Categories of pathogenic variants:
- coding variants
- transcriptional variants (need to know causal cell types) - disrupt TF binding (cell-type specific enhancers/promoter) - modify “epigenome” of a cell type (chromatin accessibility, histone modifications, 3D architecture - differential topology - via disrupting CTCF?)
- post-transcriptional variants (splicing, other activity)
Functional annotations help in finding molecular features that best explain a polygenic trait. Cano-Gomez et al, Frontier in Genetics, 2020.
Idea: Use DL delta scores to predict the functional effect of any variant. Input: nucleotide sequence + (DeepSEA: chromatin, SpliceAI: splicing, etc) \(\rightarrow\) Delta score: functional importance.
Microglia regulatory regions contain largest percentage of AD GWAS heritability.
Ways to construct DL delta score annotations:
- Integrate DL-based TF binding disruption scores with cell-type specific regulatory genomic regions. – Enformer model trained on ENCODE cell types (K562, HepG2, etc) – use epigenomic data from neuronal cell types.
- Train DL models predicting cell-type specific assay read counts as a function of genomic DNA sequence – functional genomic assays like ATAC-Seq, H3K27ac and H3K4me3 – cell types microglia, astrocytes, oligodendrocytes and neuron – access to microglia ATAC-Seq data
Enformer: predicts 1000s of functional genomic assays from long input sequence (~200kb). Input: DNA sequence \(\rightarrow\) convolution + transformation layes on human + mouse tracks \(\rightarrow\) Output: genomic tracks. Avsec et al, Nature Methods, 2021
Overlap regions of predicted TF disruption with promoter/enhancer regions. Enformer predicted TF disruption help localize AD GWAS signal.

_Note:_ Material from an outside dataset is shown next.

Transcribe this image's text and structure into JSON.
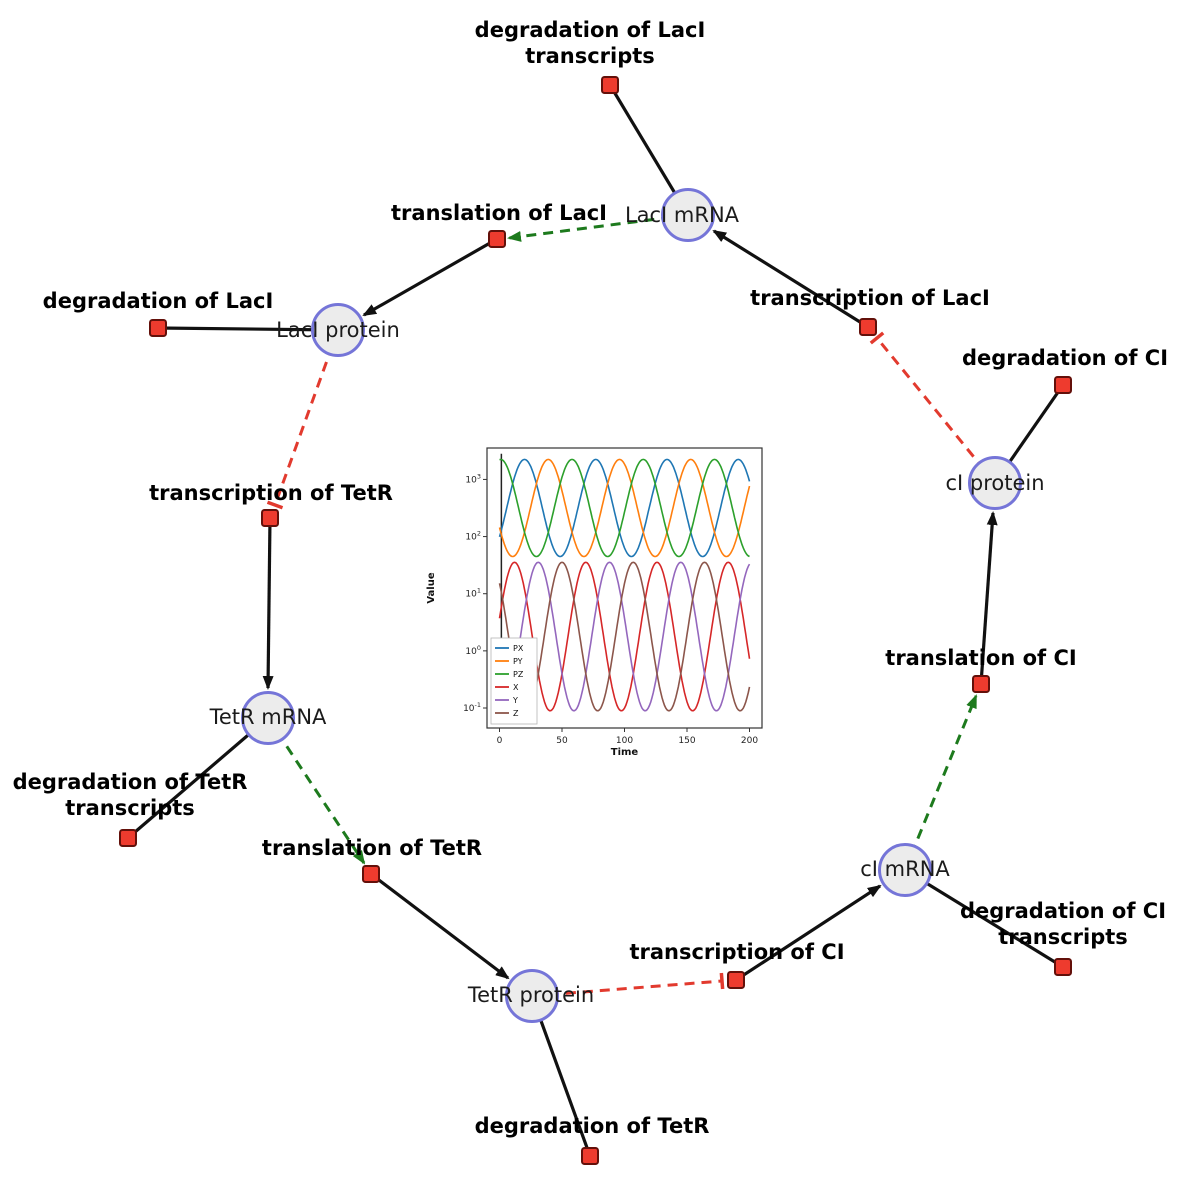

DL models can help finemapping.
Training DL models of chromatin accessibility for microglia
- Multi-task DL model using chromatin accessibility data from 4 individuals. DNA sequence \(\rightarrow\) ATAC-Seq read counts.
- Pampari et al, ChromBPNet, 2023
Notes:
- Is there any other mechanism by which a variant can influence outcome except TF regulation?